Bruxelles, 09/10/2009 (Agence Europe) - La différence entre le résultat de la première lecture en juillet, du Conseil, et la recommandation de la commission des budgets du Parlement européen, en vue du vote en plénière jeudi 22 octobre, est loin d'être négligeable. La commission des budgets du PE table sur un volume total pour le projet de budget 2010 de 141,7 milliards d'euros en crédits d'engagement, soit 3,8 milliards de plus que ce que prévoyait le Conseil lors de sa première lecture de juillet, et de 127,5 milliards d'euros en crédits de paiement, ce qui représente 7 milliards de plus que ce que préconisait à l'époque le Conseil. Mais la commission des budgets a inclus dans ses amendements la budgétisation du plan de relance (1,98 milliard en engagements et 1,5 milliard en paiements, EUROPE n° 9994).

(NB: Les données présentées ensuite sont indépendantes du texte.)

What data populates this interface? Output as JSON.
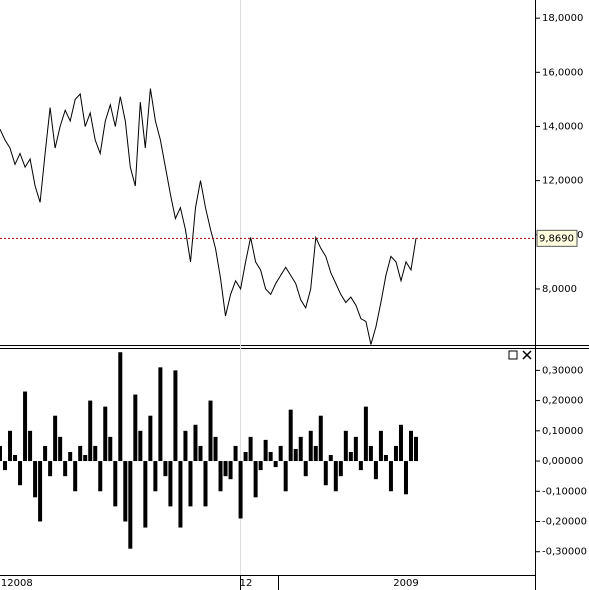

En ce qui concerne la sous-rubrique 1a (compétitivité), la commission des budgets déplore les réductions de crédits opérées par le Conseil pour le soutien à la stratégie de Lisbonne. Le PE estime en substance qu'il faut plus (et pas moins) d'argent pour les programmes destinés à aider à surmonter la crise (sécurité énergétique, recherche et innovation, création d'emploi…). La commission des budgets table, pour cette rubrique 1a, sur des crédits de 14,8 milliards en engagements (2,1 milliards de plus que la première lecture du Conseil) et de 12,5 milliards en paiements (+2 milliards).
En ce qui concerne la sous-rubrique 1 b (cohésion), la commission des budgets a proposé un renforcement des crédits de paiement pour les principales lignes (FEDER, FSE, Fonds de cohésion). Les chiffres de la commission des budgets sont de 49,3 milliards en engagements et 38,8 milliards en paiements (2,7 milliards de plus que ce que prévoyait le Conseil).
En ce qui concerne la rubrique 2 (gestion des ressources naturelles), elle propose un Fonds laitier de 300 millions d'euros. Le total, pour cette rubrique qui comprend surtout les dépenses agricoles, se monte à 59,8 milliards en engagements (1,1 milliard de plus que la première lecture du Conseil) et 58,9 milliards en paiements (+1,3 milliard).
En ce qui concerne la sous-rubrique 3a (la commission des budgets table sur 1 milliard d'euros), la commission des budgets insiste sur l'importance de fonds supplémentaires pour: - gérer l'immigration légale et l'intégration de ressortissants de pays tiers ; - lutter contre l'immigration illégale et renforcer la protection aux frontières (notamment en renforçant le Fonds européen pour les réfugiés). En ce qui concerne la rubrique 3b, la commission des budgets estime que la faible participation aux élections européennes a montré, une fois de plus, que la politique d'information et de communication devait être améliorée (plusieurs amendements sont destinés à mettre en réserve une partie des crédits prévus pour la politique d'information et de communication).
En ce qui concerne la rubrique 4 (actions extérieures), la commission des budgets table sur 8,1 milliards d'euros en engagements (309,3 millions de plus que ce que prévoyait le Conseil) et 7 ,8 milliards en paiements (666,3 millions de plus). Elle soutient le renforcement des crédits en faveur de la Palestine. La commission des budgets propose de placer en réserve l'augmentation des crédits de la ligne relative au changement climatique dans les pays en développement, en attendant les conclusions de la Conférence de Copenhague sur le changement climatique. En ce qui concerne la rubrique 5, la commission des budgets a accepté certaines des réductions opérées par le Conseil en ce qui concerne les dépenses administratives. Elle a toutefois rétabli les crédits relatifs aux dépenses de personnel. (L.C.)